My oldest grandson, who is 12, has already been approached by a former pro soccer player about enlisting in his enhanced tutelage program. As you might imagine, it is not inexpensive. So far, our grandson’s parents have resisted the pitch, but it does speak to the pressure on kids today to focus all their time and energy on a single sport.

 I may be old-fashioned, but I truly believe that kids today would be better served participating in a variety of sports to really grasp which ones they like most. 

These kinds of elite programs are a burden on the child and the family alike because, not only are they ridiculously expensive, but they also typically involve serious time and travel commitments. More than even the financial burdens, I believe they strain time, which might be better spent with family, friends and keeping up with schoolwork and other non-sport activities. 

The second disturbing trend is the one I alluded to in this New York Times article. Throughout one of the soccer games my grandson played in, the opposing coach verbally abused the lead referee.

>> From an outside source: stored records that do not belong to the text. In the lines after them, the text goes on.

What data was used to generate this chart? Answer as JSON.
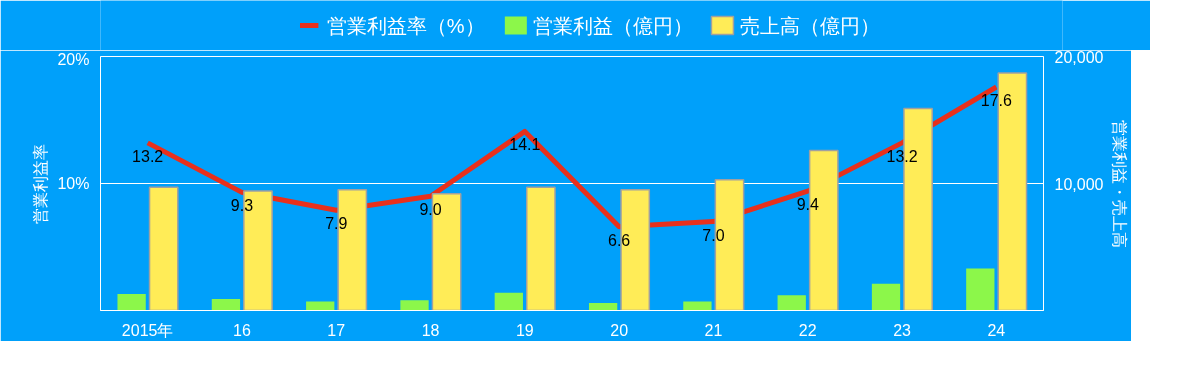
{
  "chart_data": {
    "type": "bar",
    "categories": [
      "2015年",
      "16",
      "17",
      "18",
      "19",
      "20",
      "21",
      "22",
      "23",
      "24"
    ],
    "ylabel": "営業利益率",
    "y2label": "営業利益・売上高",
    "ylim": [
      0,
      20
    ],
    "yticks": [
      {
        "value": 0,
        "label": null
      },
      {
        "value": 10,
        "label": "10%"
      },
      {
        "value": 20,
        "label": "20%"
      }
    ],
    "y2lim": [
      0,
      20000
    ],
    "y2ticks": [
      {
        "value": 0,
        "label": null
      },
      {
        "value": 10000,
        "label": "10,000"
      },
      {
        "value": 20000,
        "label": "20,000"
      }
    ],
    "grid": "y",
    "legend": "top",
    "series": [
      {
        "name": "営業利益率（%）",
        "type": "line",
        "color": "#e8301c",
        "values": [
          13.2,
          9.3,
          7.9,
          9.0,
          14.1,
          6.6,
          7.0,
          9.4,
          13.2,
          17.6
        ],
        "value_labels": [
          "13.2",
          "9.3",
          "7.9",
          "9.0",
          "14.1",
          "6.6",
          "7.0",
          "9.4",
          "13.2",
          "17.6"
        ]
      },
      {
        "name": "営業利益（億円）",
        "axis": "y2",
        "color": "#8cf74a",
        "values": [
          1300,
          900,
          700,
          800,
          1400,
          600,
          700,
          1200,
          2100,
          3300
        ]
      },
      {
        "name": "売上高（億円）",
        "axis": "y2",
        "color": "#ffec57",
        "values": [
          9700,
          9400,
          9500,
          9200,
          9700,
          9500,
          10300,
          12600,
          15900,
          18700
        ]
      }
    ]
  }
}
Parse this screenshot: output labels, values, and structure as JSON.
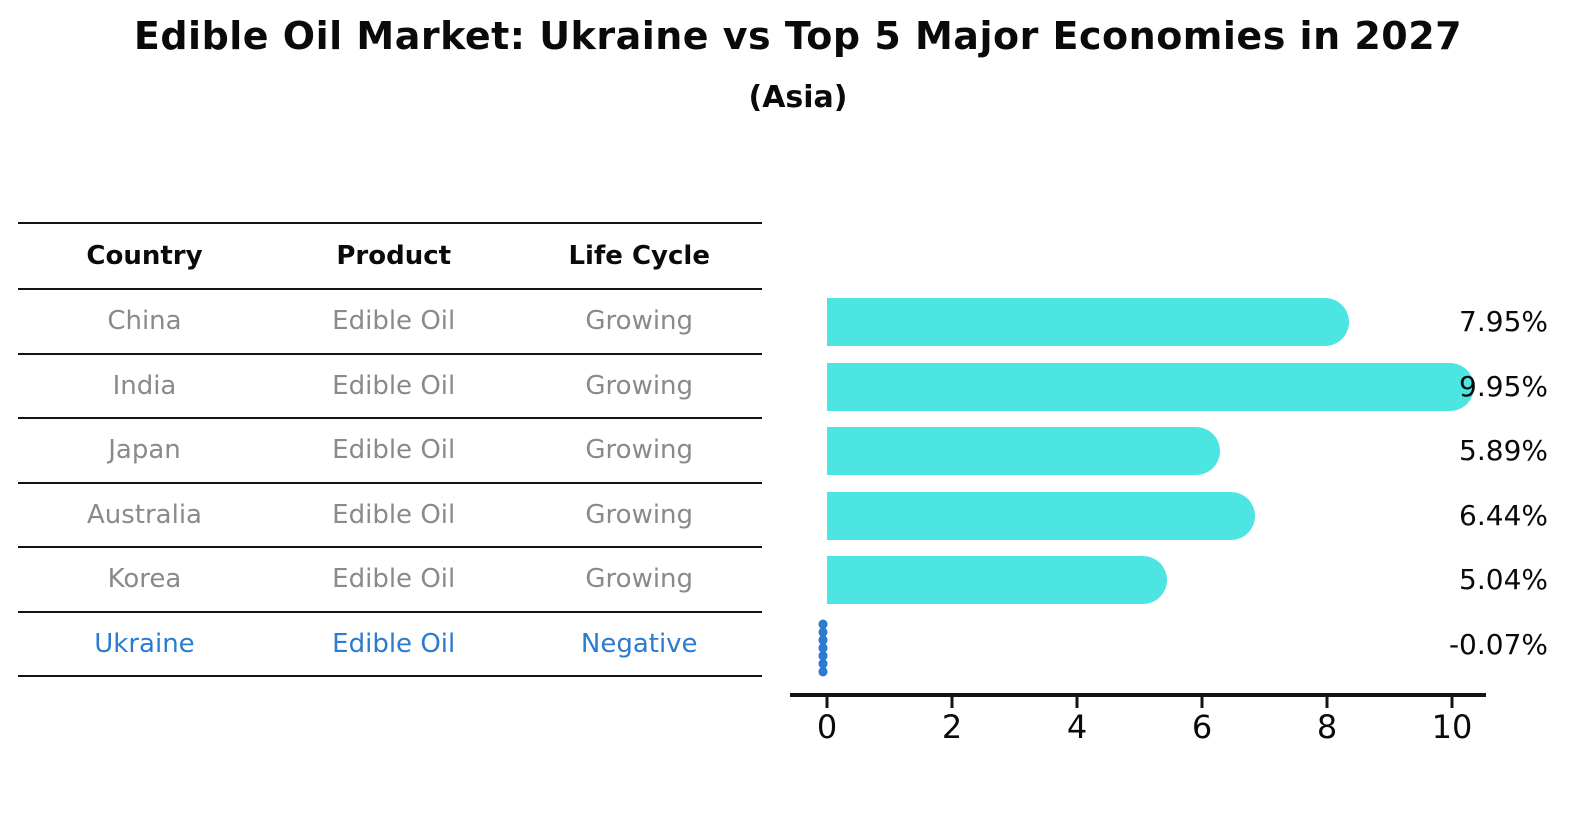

The abuse was loud, persistent and unwarranted under any circumstances but was especially egregious because that referee was only a teenager himself – barely older than the players.

I coached youth sports at the junior high level for many years and I had very few instances of parental over-involvement. And to be fair, I didn’t see too much negativity from the parents at the games I attended in Seattle. But there is little doubt that this is a growing problem – especially in organized sports outside of the school setting.

Despite these trends, there is still a silver lining – a little good with the bad and the ugly. A common expression from my youth, and Proverbs, was “Idle hands are the devil’s workshop.” Without active participation in sports, many kids risk falling into the habit of spending too much time playing video games indoors and not enough engaged in healthy physical activities. 

For sure, involvement in youth sports is a two-sided coin. I only hope the negative trends on the flip side don’t win out over the good.